Culture|Book review
Jarmysh’s debut novel Women’s Cell No. 3 reminds us of Russian literature’s social speeches.
Kira Jarmysh: Women’s Cell No. 3 (Невероятные происшествия в женской камере № 3). Finnished by Arja Pikkupeura. Aula & Co.
Russian opposition leader To Alexei Navalny spokesman Kira Jarmysh escaped from house arrest to Helsinki in August 2021. Jarmysh’s debut novel Women’s cell no. 3 draws from Jarmysh’s own experiences, but doesn’t get caught up in them. Delightful.
The main character of the novel, Anja, is arrested during an anti-corruption demonstration. She is taken to a detention center for ten days: not actually a prison, but a cell that is already occupied by five other women. Maija, Katja and Diana for driving without a license, Nataša for barking at the police and Irka for maintenance payments. Ordinary women, each growing to mythical proportions.

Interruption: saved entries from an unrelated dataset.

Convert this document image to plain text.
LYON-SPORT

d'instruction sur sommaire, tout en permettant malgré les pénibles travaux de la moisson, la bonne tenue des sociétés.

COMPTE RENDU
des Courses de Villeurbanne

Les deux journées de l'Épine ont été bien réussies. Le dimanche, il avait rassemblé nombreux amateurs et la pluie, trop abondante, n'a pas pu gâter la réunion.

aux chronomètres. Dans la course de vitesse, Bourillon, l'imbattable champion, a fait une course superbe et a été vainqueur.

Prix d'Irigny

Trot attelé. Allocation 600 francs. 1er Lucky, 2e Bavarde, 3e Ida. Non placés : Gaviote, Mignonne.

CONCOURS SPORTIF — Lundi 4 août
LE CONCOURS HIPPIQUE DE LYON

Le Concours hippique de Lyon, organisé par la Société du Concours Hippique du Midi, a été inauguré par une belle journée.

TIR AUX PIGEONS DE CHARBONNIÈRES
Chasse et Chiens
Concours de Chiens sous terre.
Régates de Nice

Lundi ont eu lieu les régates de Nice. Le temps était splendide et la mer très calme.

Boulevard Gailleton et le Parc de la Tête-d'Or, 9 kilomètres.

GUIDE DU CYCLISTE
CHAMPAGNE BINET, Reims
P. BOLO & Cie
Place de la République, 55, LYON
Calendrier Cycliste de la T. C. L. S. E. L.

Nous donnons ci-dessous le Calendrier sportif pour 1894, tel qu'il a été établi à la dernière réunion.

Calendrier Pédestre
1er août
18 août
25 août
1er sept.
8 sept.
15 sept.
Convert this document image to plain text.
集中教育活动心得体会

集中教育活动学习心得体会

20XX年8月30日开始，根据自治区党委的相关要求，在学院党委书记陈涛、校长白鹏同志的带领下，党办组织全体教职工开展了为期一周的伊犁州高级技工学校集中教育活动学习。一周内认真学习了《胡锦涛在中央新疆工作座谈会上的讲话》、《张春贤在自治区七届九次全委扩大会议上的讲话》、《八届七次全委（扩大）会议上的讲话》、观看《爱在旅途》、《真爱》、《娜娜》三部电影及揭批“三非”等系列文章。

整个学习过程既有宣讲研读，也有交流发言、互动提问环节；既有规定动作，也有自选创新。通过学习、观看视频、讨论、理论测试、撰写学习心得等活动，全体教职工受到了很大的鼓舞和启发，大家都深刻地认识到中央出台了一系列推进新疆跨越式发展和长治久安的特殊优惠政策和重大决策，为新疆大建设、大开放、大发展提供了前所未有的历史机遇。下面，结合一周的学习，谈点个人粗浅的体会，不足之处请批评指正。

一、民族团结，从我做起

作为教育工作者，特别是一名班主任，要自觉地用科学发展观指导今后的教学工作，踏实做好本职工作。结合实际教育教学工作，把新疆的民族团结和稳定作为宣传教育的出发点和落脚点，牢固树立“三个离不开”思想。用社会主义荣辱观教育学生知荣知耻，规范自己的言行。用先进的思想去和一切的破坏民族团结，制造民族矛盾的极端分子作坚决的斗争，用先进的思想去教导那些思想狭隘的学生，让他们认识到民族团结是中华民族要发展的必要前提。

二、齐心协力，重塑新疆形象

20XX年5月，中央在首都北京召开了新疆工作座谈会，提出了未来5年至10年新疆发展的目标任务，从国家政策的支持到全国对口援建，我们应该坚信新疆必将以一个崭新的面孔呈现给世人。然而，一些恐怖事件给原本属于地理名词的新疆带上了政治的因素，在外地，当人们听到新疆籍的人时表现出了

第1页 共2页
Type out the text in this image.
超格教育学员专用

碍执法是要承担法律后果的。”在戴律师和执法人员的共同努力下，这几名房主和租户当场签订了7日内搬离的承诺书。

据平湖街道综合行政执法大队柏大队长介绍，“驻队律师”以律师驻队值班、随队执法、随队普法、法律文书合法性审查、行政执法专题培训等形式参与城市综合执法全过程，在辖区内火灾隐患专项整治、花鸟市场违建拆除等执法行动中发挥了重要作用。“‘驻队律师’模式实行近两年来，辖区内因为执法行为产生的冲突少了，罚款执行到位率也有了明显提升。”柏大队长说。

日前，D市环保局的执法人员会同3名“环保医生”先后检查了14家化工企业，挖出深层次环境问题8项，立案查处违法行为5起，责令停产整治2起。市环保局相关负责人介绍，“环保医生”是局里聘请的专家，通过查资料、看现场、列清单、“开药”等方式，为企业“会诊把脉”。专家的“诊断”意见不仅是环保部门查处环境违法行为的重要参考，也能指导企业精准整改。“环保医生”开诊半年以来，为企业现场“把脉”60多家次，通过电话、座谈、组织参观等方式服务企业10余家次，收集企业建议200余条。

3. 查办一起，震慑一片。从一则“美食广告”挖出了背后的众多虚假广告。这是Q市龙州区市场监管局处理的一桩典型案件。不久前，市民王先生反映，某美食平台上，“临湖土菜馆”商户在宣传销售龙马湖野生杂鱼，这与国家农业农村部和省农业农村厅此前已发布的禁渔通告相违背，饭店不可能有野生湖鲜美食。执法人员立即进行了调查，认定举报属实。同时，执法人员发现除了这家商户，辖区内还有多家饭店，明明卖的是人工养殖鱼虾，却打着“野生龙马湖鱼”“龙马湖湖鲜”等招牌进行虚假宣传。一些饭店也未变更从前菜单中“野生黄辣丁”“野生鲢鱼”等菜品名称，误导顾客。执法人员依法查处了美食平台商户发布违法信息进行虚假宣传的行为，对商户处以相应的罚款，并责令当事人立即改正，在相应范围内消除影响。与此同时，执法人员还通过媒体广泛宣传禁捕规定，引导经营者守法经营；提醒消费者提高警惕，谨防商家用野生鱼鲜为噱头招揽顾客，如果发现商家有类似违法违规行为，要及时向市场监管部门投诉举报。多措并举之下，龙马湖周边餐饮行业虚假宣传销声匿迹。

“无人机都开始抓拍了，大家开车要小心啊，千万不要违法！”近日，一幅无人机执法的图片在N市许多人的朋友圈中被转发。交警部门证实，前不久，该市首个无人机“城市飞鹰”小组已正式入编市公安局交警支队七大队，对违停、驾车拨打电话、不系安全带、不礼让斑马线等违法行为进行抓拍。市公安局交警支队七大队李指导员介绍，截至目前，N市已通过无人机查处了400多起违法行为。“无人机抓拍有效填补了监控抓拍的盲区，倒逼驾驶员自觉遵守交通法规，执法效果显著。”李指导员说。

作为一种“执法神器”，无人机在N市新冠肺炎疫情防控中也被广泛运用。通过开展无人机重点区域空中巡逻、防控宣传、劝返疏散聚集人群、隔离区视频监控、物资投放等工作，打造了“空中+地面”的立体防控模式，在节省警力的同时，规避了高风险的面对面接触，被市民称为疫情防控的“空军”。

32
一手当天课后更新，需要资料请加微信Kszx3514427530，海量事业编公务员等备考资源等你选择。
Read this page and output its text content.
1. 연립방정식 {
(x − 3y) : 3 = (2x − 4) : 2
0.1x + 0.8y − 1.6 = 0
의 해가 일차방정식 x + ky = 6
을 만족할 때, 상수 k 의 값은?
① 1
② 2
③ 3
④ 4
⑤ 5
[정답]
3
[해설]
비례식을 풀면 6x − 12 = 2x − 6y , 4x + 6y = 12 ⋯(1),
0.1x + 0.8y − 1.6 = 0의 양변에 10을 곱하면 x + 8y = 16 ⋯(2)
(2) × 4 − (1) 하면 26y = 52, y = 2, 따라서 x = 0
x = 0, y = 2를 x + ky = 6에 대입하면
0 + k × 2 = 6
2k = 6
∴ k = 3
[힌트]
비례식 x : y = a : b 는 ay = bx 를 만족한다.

Life in the cell is not quite as bleak as Anja has previously imagined. Inside the peach-colored walls, if not a home, then a kind of refuge, a community of women takes shape. Over the course of the days, we live the everyday life of Sell, where the conversation flows from the government to plastic surgery and from alcoholism to marriage.
At regular intervals, Anja also dives into her own memories. To childhood, parents, loves. To sexuality, to political awakening.
Already on the first night, another level also enters the picture, a twist of folk tales and myths, when Anja sees Irka transform into something else, an impossible and terrible figure with huge scissors in her hand.
On holiday in folk tales Women’s cell no. 3 reflects and reminds of the social discourses of Russian literature over the centuries.
Anja is reading in the cell Dostoyevskyalthough at no point is the name of the work revealed. Crime and Punishment still becomes obvious: the object of Anja’s love is also called Sonja. And just like Dostoyevsky, Jarmysh also thinks about the justification of breaking rules and laws in his novel.
In the women’s cell in places there is also a similar view of Russian society as Maxim Gorkin Children of the Sun – in the play that Gorki wrote when he was imprisoned for participating in a revolutionary attempt in 1905. Anja, who studied at the University of International Relations, is cultured, intelligent – and in many ways naively complacent when she encounters the everyday life of the lower social classes. He finds himself looking down on his cellmates:
“I had to admit that he didn’t have a very high opinion of others. No matter how small a mistake they had gotten here, in her mind Anja considered them the type of group that might get into trouble. He himself had gotten here quite by chance, he was from a good family, he had a good education and CV.”
In Anja’s circle of friends, for example Putin’s opposing the administration is self-evident, but for Maija this is a “strong leader”. Causes and consequences take the form of damaging chain reactions, Anja realizes when a police officer her age declares himself a Stalinist.
“Anja tried to imagine what had made the man end up doing it, but she knew that there were no logical reasons – there were only conflicting, morbid and almost superstitious convictions intertwined, with which this absurd love welded whole generations together.”
Western culture peeks around the corner at the Norwegian Jo Nesbøn through the “worn detective story” that Maija browses. Maija herself is a “product”, an image of a woman constructed to please men, and thus also positions European culture as a carefully thought-out, made-to-order object.
The gender structures of Russian society are also shown and discussed through the character of Maija. She earns her living by meeting rich men who give the beautiful young woman gifts and money, but Maija herself denies that she is a prostitute.
For him, a woman’s duty is to enjoy life and look good – thus she is a profitable investment for a man. In Maija’s eyes, the setting is completely different from the alcoholic Irka, who sells sex from a beer bottle.
One one by one the women are released from the cell until Anja is left alone. Towards the end, dreamlike visions occupy more and more space in Anja’s mind – what does it all mean, madness or magic? Why him?
In some respects, the allegorical setting at the end tastes too strongly of iron wire, but behind the superficial interpretation, Jarmysh skilfully leaves different layers of meanings. The smoothly flowing novel describes Russia and its inhabitants without blindfolds – with love.